Livestock industry on the TPP chopping block


Vietnam’s livestock industry on which the livelihoods of nearly 10 million people depend will most likely be put on the chopping block by the 11 other signatory nations to the Trans-Pacific Partnership (TPP) trade accord.
Deputy Director Tong Xuan Chinh of the Department of Livestock Production also pointedly asserted that the nation’s farmers and ranchers would simply lack the capacity to compete in a post TPP world.
“Other TPP members such as the US, Canada, New Zealand, Japan and Australia will undoubtedly swallow the livestock industry in one big gulp,” said Nguyen Duc Thanh, director of the Vietnam Institute for Economic and Policy Research (VEPR).
The industry is largely characterized by smallholders most of whom are family farmers with limited production and little to no resources to invest in the advanced technologies required to effectively compete in the global marketplaces.
Thanh said VEPR research is consistent with Deputy Director Chinh’s conclusions and shows that many if not substantially all of the smallholders will be forced to close their doors and go out of business.

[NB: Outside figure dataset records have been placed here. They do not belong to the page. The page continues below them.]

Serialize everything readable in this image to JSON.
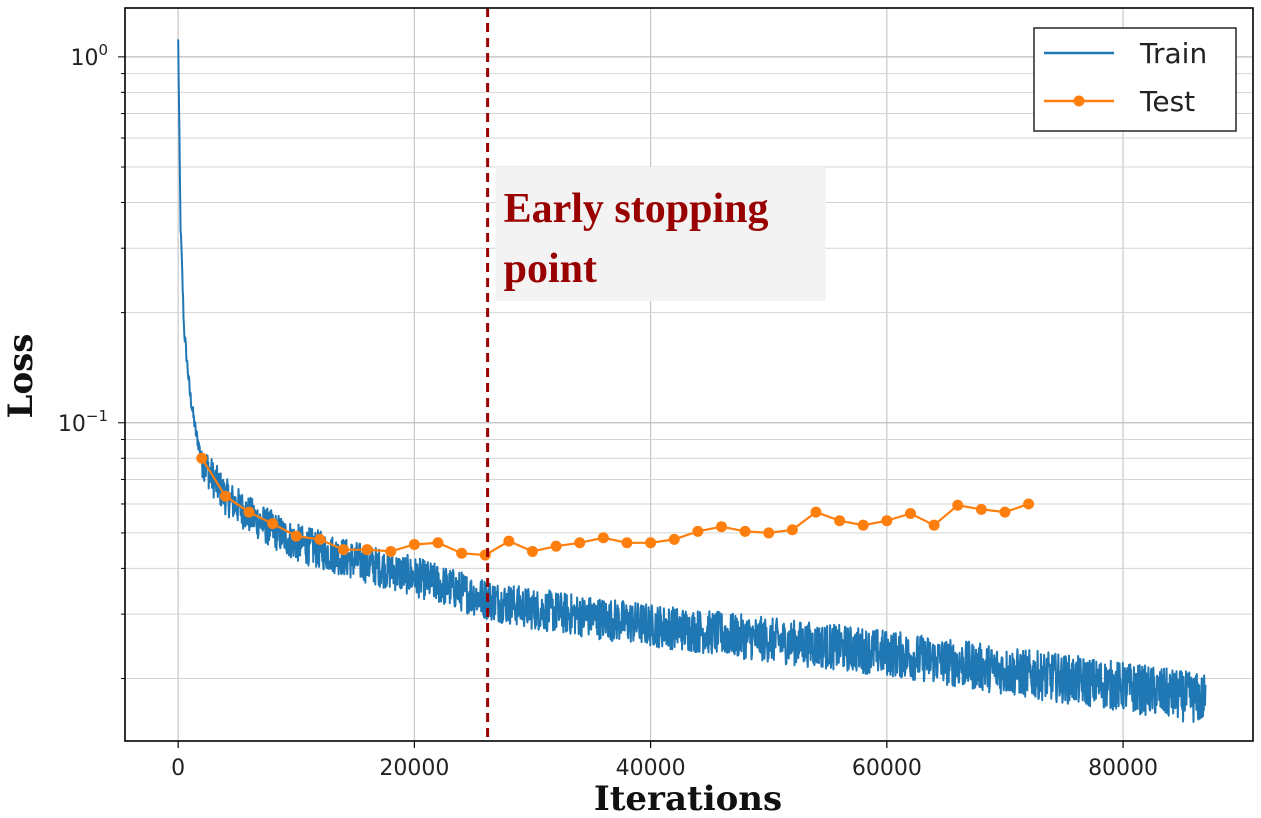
{
  "chart_data": {
    "type": "line",
    "xlabel": "Iterations",
    "ylabel": "Loss",
    "xlim": [
      -4500,
      91000
    ],
    "ylim": [
      0.0135,
      1.36
    ],
    "yscale": "log",
    "grid": true,
    "legend_position": "top-right",
    "x_ticks": [
      "0",
      "20000",
      "40000",
      "60000",
      "80000"
    ],
    "y_ticks": [
      {
        "base": "10",
        "exp": "0"
      },
      {
        "base": "10",
        "exp": "−1"
      }
    ],
    "series": [
      {
        "name": "Train",
        "color": "#1f77b4",
        "x": [
          0,
          200,
          500,
          1000,
          1500,
          2000,
          3000,
          4000,
          6000,
          8000,
          10000,
          15000,
          20000,
          26000,
          30000,
          40000,
          50000,
          60000,
          70000,
          80000,
          87000
        ],
        "y": [
          1.1,
          0.35,
          0.18,
          0.12,
          0.094,
          0.08,
          0.07,
          0.063,
          0.056,
          0.051,
          0.047,
          0.042,
          0.038,
          0.033,
          0.031,
          0.028,
          0.0255,
          0.0235,
          0.021,
          0.019,
          0.0175
        ]
      },
      {
        "name": "Test",
        "color": "#ff7f0e",
        "x": [
          2000,
          4000,
          6000,
          8000,
          10000,
          12000,
          14000,
          16000,
          18000,
          20000,
          22000,
          24000,
          26000,
          28000,
          30000,
          32000,
          34000,
          36000,
          38000,
          40000,
          42000,
          44000,
          46000,
          48000,
          50000,
          52000,
          54000,
          56000,
          58000,
          60000,
          62000,
          64000,
          66000,
          68000,
          70000,
          72000
        ],
        "y": [
          0.08,
          0.063,
          0.057,
          0.053,
          0.049,
          0.048,
          0.045,
          0.045,
          0.0445,
          0.0465,
          0.047,
          0.044,
          0.0435,
          0.0475,
          0.0445,
          0.046,
          0.047,
          0.0485,
          0.047,
          0.047,
          0.048,
          0.0505,
          0.052,
          0.0505,
          0.05,
          0.051,
          0.057,
          0.054,
          0.0525,
          0.054,
          0.0565,
          0.0525,
          0.0595,
          0.058,
          0.057,
          0.06
        ]
      }
    ],
    "annotation": {
      "text_lines": [
        "Early stopping",
        "point"
      ],
      "x": 26200,
      "color": "#990000"
    }
  }
}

In the transitional period, Thanh stressed it would be necessary for the government to provide financial and retraining assistance for the displaced farmers and some restructuring of the industry necessary.

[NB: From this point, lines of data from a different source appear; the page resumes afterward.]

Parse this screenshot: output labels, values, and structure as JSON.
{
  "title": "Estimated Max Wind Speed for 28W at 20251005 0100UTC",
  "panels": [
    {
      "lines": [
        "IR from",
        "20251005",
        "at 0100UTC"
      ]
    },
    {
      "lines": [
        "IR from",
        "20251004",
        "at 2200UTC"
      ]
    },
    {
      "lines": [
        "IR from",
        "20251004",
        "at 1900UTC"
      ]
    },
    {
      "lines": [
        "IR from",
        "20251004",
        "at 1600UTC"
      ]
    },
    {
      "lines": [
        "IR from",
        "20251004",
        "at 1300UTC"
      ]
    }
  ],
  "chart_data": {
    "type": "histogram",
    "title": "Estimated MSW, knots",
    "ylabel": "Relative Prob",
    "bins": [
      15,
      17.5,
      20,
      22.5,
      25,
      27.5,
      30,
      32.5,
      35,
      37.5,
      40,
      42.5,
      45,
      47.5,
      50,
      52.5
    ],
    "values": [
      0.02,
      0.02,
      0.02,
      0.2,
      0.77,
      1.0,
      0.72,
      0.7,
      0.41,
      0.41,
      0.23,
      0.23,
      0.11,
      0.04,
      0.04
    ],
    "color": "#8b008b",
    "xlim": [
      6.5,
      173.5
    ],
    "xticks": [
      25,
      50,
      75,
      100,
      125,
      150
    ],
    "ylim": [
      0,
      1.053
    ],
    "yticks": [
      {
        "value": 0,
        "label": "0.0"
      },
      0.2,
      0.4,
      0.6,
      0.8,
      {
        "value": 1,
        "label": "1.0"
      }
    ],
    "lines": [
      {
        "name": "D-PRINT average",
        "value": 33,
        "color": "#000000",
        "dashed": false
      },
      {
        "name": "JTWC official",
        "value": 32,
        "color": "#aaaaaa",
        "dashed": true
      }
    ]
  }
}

The livestock industry may just be the sacrificial lamb that the nation will have to cough up in exchange for advantages the nation could gain as a whole in other industries such as the textiles industry.
Thanh postulates that the textiles industry, for example, would obtain the upper competitive hand after the proposed TPP come into effect provided it can resolve the thorny problems associated with the rules of origin.
Hypothetically, as it now stands, if the TPP were to come into effect tomorrow, textile businesses and those in the related apparel and footwear industries would accrue little to no benefit from tariff reductions.
This is because the rule of origin for textiles – or what is more commonly referred to as the ‘yarn forward rule’ – require Vietnam (or any TPP member) to use a TPP member-produced yarn in order to receive duty-free access.
The yarn forward rule means that all products in a garment or footwear from the yarn stage forward must be made in Vietnam, or one of the countries that is a party to the agreement, to receive TPP tariff reduction benefits.
A recent report showed Vietnam textile manufacturers need to import 50% of their raw materials (mostly from China) and therefore in the absence of resolving this dilemma by fully developing the supply chain in Vietnam, the TPP benefits are virtually limited to non-existent.
The VEPR Director noted that traceability and preparing the certificate of origin would also be an issue hampering farmers and ranchers in the livestock industry just as it has been a major stumbling block in textiles, automobiles and other industries, which has contributed to the overall delay in the TPP’s passage.
The certificate of origin rules are intended to ensure that the benefits from TPP tariff reductions and other non-tariff related barrier relief provided by the trade pact don’t inure to non TPP member nations such as China.
More specifically, if a Vietnam livestock or textile (or other) business purchased raw materials from China and incorporated those materials into a product that was shipped to the US with reduced tariffs— China would become a non-signatory benefactor to the TPP.
The TPP rules of origin are intended to prevent this from happening but do so in an exquisitely complex manner.